Fotografías. Por Raúl Saucedo

Las Políticas por hacer

El quehacer político moderno, a menudo toma en cuenta a los sectores de la sociedad que ostentan poder o influencia visible dentro de la comunidad:  Los adultos votan, las empresas influyen y los medios de comunicación amplifican sus voces. Sin embargo, en el complicado juego de poder, la niñez, un grupo vital pero silencioso, suelen quedarse en el margen.

La Niñez representa el futuro; es el cimiento sobre el que se construirán las próximas generaciones. Su bienestar, educación y salud son indicadores clave no solo de su calidad de vida individual, sino también del progreso y la salud de una sociedad en su conjunto. A pesar de esto, los gobiernos frecuentemente pasan por alto  la creación de políticas públicas enfocadas en este sector, principalmente porque esta parte de la sociedad no votan ni tienen voz directa en los procesos políticos.

Este “descuido” puede atribuirse a varios factores. Primero, la falta de representación política directa.
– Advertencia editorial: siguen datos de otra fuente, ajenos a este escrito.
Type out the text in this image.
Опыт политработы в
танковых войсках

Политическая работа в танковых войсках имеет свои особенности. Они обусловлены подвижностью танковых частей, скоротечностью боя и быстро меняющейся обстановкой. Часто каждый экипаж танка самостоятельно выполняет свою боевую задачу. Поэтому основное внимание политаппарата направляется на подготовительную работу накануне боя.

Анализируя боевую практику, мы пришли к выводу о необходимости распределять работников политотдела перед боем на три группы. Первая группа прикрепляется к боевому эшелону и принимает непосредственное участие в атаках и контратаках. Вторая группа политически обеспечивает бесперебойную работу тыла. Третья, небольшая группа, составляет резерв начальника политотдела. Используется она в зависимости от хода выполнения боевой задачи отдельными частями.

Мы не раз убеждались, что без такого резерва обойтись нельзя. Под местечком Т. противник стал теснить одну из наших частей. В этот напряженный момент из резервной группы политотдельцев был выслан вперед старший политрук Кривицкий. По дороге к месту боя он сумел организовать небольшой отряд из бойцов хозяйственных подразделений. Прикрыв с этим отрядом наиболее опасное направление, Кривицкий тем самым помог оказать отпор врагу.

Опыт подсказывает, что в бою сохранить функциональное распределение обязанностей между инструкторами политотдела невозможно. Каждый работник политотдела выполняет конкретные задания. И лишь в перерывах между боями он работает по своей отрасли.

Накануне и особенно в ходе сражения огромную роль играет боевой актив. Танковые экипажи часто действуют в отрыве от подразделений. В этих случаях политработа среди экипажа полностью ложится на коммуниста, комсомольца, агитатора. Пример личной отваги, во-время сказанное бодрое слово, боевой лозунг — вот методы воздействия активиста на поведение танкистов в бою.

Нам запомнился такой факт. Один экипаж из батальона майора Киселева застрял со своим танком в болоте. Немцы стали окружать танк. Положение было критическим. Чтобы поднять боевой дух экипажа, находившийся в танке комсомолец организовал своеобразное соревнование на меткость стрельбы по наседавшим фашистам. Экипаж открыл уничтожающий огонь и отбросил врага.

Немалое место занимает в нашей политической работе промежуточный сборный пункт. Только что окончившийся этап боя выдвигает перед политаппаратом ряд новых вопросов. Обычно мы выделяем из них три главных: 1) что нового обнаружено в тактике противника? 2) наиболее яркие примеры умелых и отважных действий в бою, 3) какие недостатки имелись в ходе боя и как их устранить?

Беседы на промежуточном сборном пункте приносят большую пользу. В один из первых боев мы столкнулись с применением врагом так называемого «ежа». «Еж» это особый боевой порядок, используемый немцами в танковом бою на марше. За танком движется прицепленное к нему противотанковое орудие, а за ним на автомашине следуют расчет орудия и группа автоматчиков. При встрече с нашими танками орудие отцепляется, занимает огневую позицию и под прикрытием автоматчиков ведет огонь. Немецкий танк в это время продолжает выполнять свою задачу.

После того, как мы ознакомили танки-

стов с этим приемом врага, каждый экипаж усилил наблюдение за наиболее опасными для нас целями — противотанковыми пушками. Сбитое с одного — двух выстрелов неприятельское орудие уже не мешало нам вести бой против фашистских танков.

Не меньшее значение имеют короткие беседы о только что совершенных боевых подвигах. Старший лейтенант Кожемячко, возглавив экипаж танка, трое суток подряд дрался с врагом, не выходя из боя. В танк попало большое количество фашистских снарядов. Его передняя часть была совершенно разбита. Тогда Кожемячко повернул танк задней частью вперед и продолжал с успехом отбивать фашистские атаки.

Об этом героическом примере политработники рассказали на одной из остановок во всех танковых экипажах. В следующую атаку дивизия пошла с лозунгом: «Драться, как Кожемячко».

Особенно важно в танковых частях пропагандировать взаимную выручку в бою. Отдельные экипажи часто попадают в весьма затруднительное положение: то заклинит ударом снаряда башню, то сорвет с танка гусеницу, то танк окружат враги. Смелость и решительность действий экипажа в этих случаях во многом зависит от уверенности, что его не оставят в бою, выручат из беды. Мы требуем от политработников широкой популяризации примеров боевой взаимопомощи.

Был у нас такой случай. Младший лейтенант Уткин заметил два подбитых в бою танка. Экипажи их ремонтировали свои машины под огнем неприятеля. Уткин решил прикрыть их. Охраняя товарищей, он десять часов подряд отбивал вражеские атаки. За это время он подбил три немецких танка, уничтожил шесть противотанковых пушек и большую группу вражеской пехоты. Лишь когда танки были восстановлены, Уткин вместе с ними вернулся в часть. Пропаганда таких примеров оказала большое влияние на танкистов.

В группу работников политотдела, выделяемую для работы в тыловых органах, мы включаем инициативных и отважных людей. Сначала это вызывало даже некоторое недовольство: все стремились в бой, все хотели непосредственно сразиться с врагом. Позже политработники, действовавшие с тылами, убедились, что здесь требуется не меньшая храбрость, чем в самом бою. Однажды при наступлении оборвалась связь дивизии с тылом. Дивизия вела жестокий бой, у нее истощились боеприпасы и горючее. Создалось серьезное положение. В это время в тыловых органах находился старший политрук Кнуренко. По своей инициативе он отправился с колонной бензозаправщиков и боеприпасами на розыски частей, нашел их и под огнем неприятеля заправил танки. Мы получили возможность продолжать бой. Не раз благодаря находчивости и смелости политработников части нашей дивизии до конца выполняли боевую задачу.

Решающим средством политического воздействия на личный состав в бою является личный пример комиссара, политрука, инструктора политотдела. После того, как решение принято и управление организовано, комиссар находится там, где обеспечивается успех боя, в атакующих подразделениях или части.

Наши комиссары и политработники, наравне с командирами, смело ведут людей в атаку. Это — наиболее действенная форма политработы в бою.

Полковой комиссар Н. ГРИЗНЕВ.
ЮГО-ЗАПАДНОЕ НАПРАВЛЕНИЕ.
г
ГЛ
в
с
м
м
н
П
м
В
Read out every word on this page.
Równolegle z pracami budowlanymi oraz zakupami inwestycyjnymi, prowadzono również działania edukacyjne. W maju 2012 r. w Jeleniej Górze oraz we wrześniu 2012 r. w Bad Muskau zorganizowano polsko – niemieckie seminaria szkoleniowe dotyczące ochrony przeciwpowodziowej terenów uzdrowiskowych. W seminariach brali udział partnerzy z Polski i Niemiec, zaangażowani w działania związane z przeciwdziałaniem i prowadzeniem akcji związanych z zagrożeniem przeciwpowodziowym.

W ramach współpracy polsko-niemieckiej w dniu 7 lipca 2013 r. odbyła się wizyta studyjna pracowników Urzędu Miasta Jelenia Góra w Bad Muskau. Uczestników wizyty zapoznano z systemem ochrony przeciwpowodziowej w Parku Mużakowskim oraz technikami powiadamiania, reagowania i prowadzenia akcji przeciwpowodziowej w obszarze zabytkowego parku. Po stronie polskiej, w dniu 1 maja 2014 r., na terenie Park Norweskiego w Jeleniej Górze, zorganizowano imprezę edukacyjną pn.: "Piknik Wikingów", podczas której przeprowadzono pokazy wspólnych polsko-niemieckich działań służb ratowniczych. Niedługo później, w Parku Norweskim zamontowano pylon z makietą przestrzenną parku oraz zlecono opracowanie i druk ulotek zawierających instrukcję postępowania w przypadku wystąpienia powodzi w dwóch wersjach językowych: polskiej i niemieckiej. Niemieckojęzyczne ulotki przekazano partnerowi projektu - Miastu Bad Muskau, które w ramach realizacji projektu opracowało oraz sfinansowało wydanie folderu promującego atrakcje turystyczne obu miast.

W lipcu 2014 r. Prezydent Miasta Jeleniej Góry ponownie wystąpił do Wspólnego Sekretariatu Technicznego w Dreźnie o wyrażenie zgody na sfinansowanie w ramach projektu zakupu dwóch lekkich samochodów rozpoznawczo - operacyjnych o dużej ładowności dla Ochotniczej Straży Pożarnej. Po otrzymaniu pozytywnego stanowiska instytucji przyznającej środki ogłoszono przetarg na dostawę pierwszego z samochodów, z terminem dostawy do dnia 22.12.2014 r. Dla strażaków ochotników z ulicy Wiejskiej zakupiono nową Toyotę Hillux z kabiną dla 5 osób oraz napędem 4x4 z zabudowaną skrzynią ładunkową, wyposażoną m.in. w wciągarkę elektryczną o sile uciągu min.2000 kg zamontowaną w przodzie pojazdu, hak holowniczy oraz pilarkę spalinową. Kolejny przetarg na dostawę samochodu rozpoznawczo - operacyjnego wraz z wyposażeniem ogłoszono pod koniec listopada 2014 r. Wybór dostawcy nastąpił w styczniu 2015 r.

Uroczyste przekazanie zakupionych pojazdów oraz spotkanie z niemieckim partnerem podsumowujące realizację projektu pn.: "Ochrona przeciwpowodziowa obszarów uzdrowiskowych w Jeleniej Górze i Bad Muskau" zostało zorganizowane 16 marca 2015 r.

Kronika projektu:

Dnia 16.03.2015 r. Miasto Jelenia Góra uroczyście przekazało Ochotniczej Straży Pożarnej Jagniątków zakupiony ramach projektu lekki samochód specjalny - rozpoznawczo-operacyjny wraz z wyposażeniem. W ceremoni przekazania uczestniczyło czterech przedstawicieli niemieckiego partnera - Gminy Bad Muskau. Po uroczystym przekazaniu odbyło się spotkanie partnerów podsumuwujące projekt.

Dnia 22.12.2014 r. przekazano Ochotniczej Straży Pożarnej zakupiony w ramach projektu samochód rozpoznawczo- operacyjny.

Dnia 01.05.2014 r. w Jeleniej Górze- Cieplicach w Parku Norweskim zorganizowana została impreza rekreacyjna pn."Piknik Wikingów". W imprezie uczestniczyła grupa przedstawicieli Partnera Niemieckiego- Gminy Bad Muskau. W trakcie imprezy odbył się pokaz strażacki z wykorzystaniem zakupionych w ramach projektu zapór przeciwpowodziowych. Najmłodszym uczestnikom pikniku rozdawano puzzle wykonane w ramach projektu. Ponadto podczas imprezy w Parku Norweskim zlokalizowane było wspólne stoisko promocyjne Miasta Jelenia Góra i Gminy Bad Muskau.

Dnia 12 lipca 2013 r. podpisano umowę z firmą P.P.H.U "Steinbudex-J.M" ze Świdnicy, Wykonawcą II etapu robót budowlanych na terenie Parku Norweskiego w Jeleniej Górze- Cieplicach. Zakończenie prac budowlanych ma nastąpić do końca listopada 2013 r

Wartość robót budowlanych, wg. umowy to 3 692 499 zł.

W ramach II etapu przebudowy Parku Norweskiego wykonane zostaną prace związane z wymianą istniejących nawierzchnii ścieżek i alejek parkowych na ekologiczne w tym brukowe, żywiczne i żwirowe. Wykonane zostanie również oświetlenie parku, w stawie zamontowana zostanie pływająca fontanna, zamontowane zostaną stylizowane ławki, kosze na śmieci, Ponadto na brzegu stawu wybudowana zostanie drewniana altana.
La niñez depende completamente de los adultos para que sus intereses sean representados en el gobierno. Sin embargo, las agendas políticas suelen estar más influenciadas por las preocupaciones inmediatas de los votantes adultos —empleo, economía, seguridad— relegando a un segundo plano temas como la educación de calidad o la protección contra el abuso y la negligencia.

Además, la falta de datos específicos sobre los problemas que afectan a la niñez impide formular políticas bien informadas. A menudo, las estadísticas y estudios disponibles no desglosan la información por edad de manera que refleje las realidades específicas de este grupo. Esto conduce a un entendimiento incompleto de sus verdaderas necesidades y desafíos.

Es más, los problemas que afectan a la niñez suelen ser transversales y requieren una política integrada. Por ejemplo, la pobreza infantil no solo afecta la nutrición; impacta también en el acceso a la educación, la salud y las oportunidades de desarrollo social y emocional. Sin un enfoque especifico que contemple la complejidad de estos asuntos, las políticas resultantes pueden ser ineficaces o incluso contraproducentes.

La Convención sobre los Derechos del Niño, adoptada en 1989 por las Naciones Unidas (ONU), establece en teoría un marco internacional para la protección de los derechos de la niñez, incluyendo el derecho a la educación, la salud y la protección contra la explotación infantil. Sin embargo, la aplicación de estos derechos en políticas concretas sigue siendo un desafío global.

Por lo tanto, es fundamental que los gobiernos reconozcan la importancia de la niñez en el desarrollo social y económico de un país. Invertir en este sector no es solo una cuestión de cumplir con obligaciones morales o internacionales, sino una estrategia prudente para fomentar sociedades más educadas, saludables y equitativas. Los niños y niñas de hoy son los adultos del mañana; sus problemas y necesidades deben ser una prioridad, no una reflexión tardía.

Para abordar esta cuestión sistémica, es necesario promover una mayor participación de los expertos en infancia en los procesos de toma de decisiones y asegurar que las políticas públicas sean evaluadas también en función de su impacto en la población infantil. Las voces de los infantes, aunque no se expresen en las urnas, deben resonar en los corredores del poder a través de quienes aboguen por su bienestar y futuro.

Ignorar las necesidades de este sector en la formulación de políticas públicas no solo es un fracaso en proteger a los más vulnerables, sino también una miopía estratégica que compromete el desarrollo sostenible y la justicia social a largo plazo. Es hora de que los gobiernos ajusten sus lentes y enfoquen claramente en el bienestar y los derechos de los niños, garantizando así un futuro mejor para todos.

Este planteamiento personal y profesional surge en reflexión del pasado 30 de abril, donde la mayoría de mis amigos publicaron historias sobre festivales infantiles en compañía de sus hijos, mientras yo daba un clavado al baúl de los recuerdos encontrando fotografías olvidadas de una etapa fundamental de mi vida, todo esto con aquella canción de fondo del Maestro Sabina donde protestamos contra el misterio del mes de abril.